Потом, когда она обернулась, все уже было поделено, сестра и невестка запихали свои доли в рюкзаки – лишь теперь умершую похоронили окончательно. Гости топчутся в комнате, смущенные, даже слегка пристыженные; они рады, что так быстро и в согласии уладили щекотливое дело, и все же чувствуют себя не очень уютно. Перед уходом надо бы сказать что-нибудь этакое торжественное, как-то загладить неловкость происшедшего и вообще потолковать по-родственному. Наконец, вспомнив, зять спрашивает Кристину:
– Да, а ведь ты не рассказала, как там было, в Швейцарии?
– Прекрасно, – выдавливает она сквозь зубы.
– Еще бы, – вздыхает Франц, – вот бы разок съездить туда и вообще постранствовать! Но с женой и двумя детьми об этом и мечтать нечего, дороговато, тем более в такие шикарные места. Сколько там в отеле за сутки берут?
– Не знаю. – Кристина чувствует, что силы ее на исходе, вот-вот она сорвется. Хоть бы скорей ушли, хоть бы скорей!
К счастью, зять смотрит на часы.
– Ого, пора по вагонам. Кристль, давай без лишних церемоний, провожать нас незачем, при такой погоде-то. Оставайся дома, лучше как-нибудь навестишь нас в Вене. Теперь, после смерти матери, надо держаться вместе!
– Да, да, – нетерпеливо отвечает Кристина и провожает их до двери.
Деревянная лестница скрипит под тяжелыми шагами, каждый что-то тащит за плечами или в руках. Наконец-то ушли. Едва за ними закрылась дверь, Кристина рывком распахнула окно. Она задыхалась от запаха табачного дыма, сырой одежды, запаха страхов, тревог и стонов больной старухи, омерзительного запаха бедности. Какая пытка – жить здесь, да и зачем, для кого? Для чего вдыхать это день за днем, зная, что где-то там есть другой мир, настоящий, что и в ней самой живет другой человек, который задыхается, словно отравленный этим чадом? Не раздеваясь, она бросилась ничком на кровать и вцепилась зубами в подушку, чтобы не разреветься от жгучей бессильной злобы. Она вдруг возненавидела всех и все, и себя, и других, богатство и нищету, всю тяжелую, невыносимую и непонятную жизнь.
– Надутая индюшка, дура! – Владелец мелочной лавки Михаэль Пойнтнер с треском захлопывает за собой дверь. – Это ж неслыханно, что она себе позволяет, нахалка. Вот гадюка!
– Ну-ну, не заводись, – улыбается пекарь Гердличка, поджидавший Пойнтнера на улице перед почтовой конторой. – Какая тебя муха укусила?
– Вот именно, муха. Такой нахалки, такой стервы еще свет не видывал. Каждый раз к чему-нибудь да прицепится. То одно ей не так, то другое. Лишь бы придраться и гонор свой показать. Позавчера ее не устроило, что я заполнил накладную к посылке чернильным карандашом, а не чернилами, сегодня расшумелась, что не обязана принимать плохо упакованные посылки, что ответственность, мол, несет она. Да на черта мне ее ответственность, я отправил сюда, клянусь, уже тысячу посылок, когда эта дура еще сопливой девчонкой бегала. А каким тоном она разговаривает, все свысока, с манерами, «по-книжному», все норовит показать, будто наш брат дерьмо против нее. Да соображает она, с кем имеет дело? Нет уж, хватит. Я ей не игрушка.

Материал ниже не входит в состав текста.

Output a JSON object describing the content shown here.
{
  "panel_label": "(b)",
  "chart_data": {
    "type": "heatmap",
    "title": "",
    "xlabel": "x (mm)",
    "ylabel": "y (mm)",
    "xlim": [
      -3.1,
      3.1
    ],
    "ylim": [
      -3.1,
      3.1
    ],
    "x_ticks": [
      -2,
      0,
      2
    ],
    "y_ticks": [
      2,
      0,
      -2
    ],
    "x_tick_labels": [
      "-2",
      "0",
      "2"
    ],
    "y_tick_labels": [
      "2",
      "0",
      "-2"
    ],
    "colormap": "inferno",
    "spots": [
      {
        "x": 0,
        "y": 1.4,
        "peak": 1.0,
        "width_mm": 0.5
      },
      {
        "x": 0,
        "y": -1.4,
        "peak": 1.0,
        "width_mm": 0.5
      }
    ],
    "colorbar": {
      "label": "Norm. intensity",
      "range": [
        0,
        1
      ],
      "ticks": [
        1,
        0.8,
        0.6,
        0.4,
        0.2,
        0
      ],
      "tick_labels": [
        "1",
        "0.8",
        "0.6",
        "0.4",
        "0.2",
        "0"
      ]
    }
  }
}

Толстяк Гердличка усмешливо щурится.
– А может, ей как раз с тобой и охота поиграть, мужчина ты что надо. У этих засидевшихся девок не разберешь. Нравишься ей, вот она и кочевряжится.
– Не валяй дурака, – ворчит лавочник, – я не первый, с кем она этак «крутит». Вчера мне управляющий с фабрики рассказал, как она его отбрила только за то, что он малость пошутил. «Как вы смеете, я здесь на службе», – будто он мальчик на побегушках. Бес в нее вселился, не иначе. Но уж я его выгоню, будь покоен. Заставлю эту гордячку сменить тон, а не сменит, такое ей устрою… даже если мне придется пешком топать отсюда в Вену, к директору почт.